- Susan Salisbury Palm Beach Post Staff Writer
More than 100 Florida Power & Light Co. bucket trucks bound for Puerto Rico were loaded onto three barges Thursday at the Port of Fort Pierce.
The shipment, including electrical equipment, is expected to leave the port by Saturday for the journey that will take five days, FPL spokesman Bill Orlove said Thursday.
In early January 140 FPL lineworkers and support staff will travel to the island to accelerate the power restoration in the commonwealth where hundreds of thousands of residents remain without power following Hurricane Maria.
Maria hit Puerto Rico on Sept. 20 as a Category 4 storm, knocking out power to nearly all of the island’s 3.5 million residents.
The FPL workers are part of a new wave of support that will include close to 1,500 additional restoration workers and support personnel expected to be in place in Puerto Rico by Jan. 12. That will bring the total number of power restoration workers to more than 5,500.

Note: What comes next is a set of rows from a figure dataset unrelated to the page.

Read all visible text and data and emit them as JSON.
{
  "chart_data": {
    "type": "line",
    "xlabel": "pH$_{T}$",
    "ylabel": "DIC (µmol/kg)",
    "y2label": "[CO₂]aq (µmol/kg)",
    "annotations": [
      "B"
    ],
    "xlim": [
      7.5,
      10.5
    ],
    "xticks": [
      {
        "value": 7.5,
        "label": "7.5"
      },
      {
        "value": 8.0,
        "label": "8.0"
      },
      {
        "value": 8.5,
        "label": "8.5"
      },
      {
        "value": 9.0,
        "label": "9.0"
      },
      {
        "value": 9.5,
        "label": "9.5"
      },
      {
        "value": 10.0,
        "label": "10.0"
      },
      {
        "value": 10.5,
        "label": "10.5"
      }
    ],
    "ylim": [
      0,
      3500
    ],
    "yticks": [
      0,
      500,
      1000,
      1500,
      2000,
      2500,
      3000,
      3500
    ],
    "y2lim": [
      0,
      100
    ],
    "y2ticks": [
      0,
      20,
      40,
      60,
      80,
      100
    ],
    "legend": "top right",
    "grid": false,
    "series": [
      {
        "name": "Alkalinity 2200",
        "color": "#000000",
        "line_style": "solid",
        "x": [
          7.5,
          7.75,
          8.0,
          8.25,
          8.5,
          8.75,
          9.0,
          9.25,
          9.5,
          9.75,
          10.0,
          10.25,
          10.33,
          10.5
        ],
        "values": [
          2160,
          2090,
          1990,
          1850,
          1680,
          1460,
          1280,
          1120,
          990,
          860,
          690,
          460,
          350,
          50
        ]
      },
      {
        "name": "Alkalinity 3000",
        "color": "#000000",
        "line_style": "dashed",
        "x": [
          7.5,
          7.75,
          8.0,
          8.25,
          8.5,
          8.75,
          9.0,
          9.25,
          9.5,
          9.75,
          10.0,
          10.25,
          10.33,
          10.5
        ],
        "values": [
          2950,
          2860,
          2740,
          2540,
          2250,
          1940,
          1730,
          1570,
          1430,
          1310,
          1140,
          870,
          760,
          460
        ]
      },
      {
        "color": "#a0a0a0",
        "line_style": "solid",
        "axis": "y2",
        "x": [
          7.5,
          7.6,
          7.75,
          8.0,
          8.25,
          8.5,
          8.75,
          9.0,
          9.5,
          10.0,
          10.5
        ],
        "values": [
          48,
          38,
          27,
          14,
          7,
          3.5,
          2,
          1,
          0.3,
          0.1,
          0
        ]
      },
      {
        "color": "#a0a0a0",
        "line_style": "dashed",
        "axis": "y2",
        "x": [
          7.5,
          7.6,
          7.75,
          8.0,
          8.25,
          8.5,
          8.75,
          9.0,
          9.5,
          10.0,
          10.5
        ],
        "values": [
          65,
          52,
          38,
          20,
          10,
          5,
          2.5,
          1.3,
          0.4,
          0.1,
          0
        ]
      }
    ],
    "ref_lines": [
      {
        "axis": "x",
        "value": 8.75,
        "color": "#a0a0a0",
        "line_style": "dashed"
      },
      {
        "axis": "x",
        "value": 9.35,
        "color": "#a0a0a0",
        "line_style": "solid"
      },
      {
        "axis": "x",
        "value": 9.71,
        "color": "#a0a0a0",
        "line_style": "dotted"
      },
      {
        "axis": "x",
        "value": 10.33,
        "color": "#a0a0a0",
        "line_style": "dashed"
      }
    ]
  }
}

This includes those already working on the island from the Puerto Rico Electric Power Authority, crews from New York who are working as part of an intergovernmental agreement, and crews mobilized under U.S. Army Corps of Engineers contracts, officials with Edison Electric Institute said. EEI represents all investor-owned electric companies.
The FPL lineworkers will join a 10-person Incident Management Team already on the ground helping restore service to one of seven regions in the country.
“We remain committed to doing everything we can to help restore electric service to our fellow Americans citizens of Puerto Rico,” said Eric Silagy, Juno Beach-based FPL’s president and CEO.
“This is what we do in the electric utility industry. Our lineworkers are thoroughly trained, well-equipped and eager to get into the field to start making a difference in Puerto Rico where so many of our employees have strong ties. We recognize just how difficult it is to be without power after a major hurricane, which is why our leadership team remained on the island throughout the Christmas holiday,” Silagy said. “Now, we’re working to quickly assemble crews, trucks and electric equipment to join this next wave of support. We will remain on the island as long as we’re needed.”
FPL’s support of power restoration in Puerto Rico began after the company completed its own restoration in the aftermath of Hurricane Irma. In the days immediately following Hurricane Maria, NextEra Energy, FPL’s parent company, donated $100,000 and matched the same amount from employee donations to help those affected by the storm. Many employees also held fundraisers and supply drives to assist those impacted across the island.
“With so many of our customers and employees having family and other connections to Puerto Rico, we feel a responsibility to help get the lights back on,” said Manny Miranda, senior vice president of power delivery for FPL.
“Our lineworkers and staff are battle-tested, having just completed the unprecedented restoration of more than 4.4 million FPL customers in the wake of Hurricane Irma,” Miranda said. “I have no doubt that our most-experienced lineworkers – working hand-in-hand with our leadership team – will hit the ground running to help restoring service safely and as quickly as possible.”
FPL coordinated the delivery of thousands of power line poles and other equipment to Puerto Rico and accompanied Florida Gov. Rick Scott to the island in November.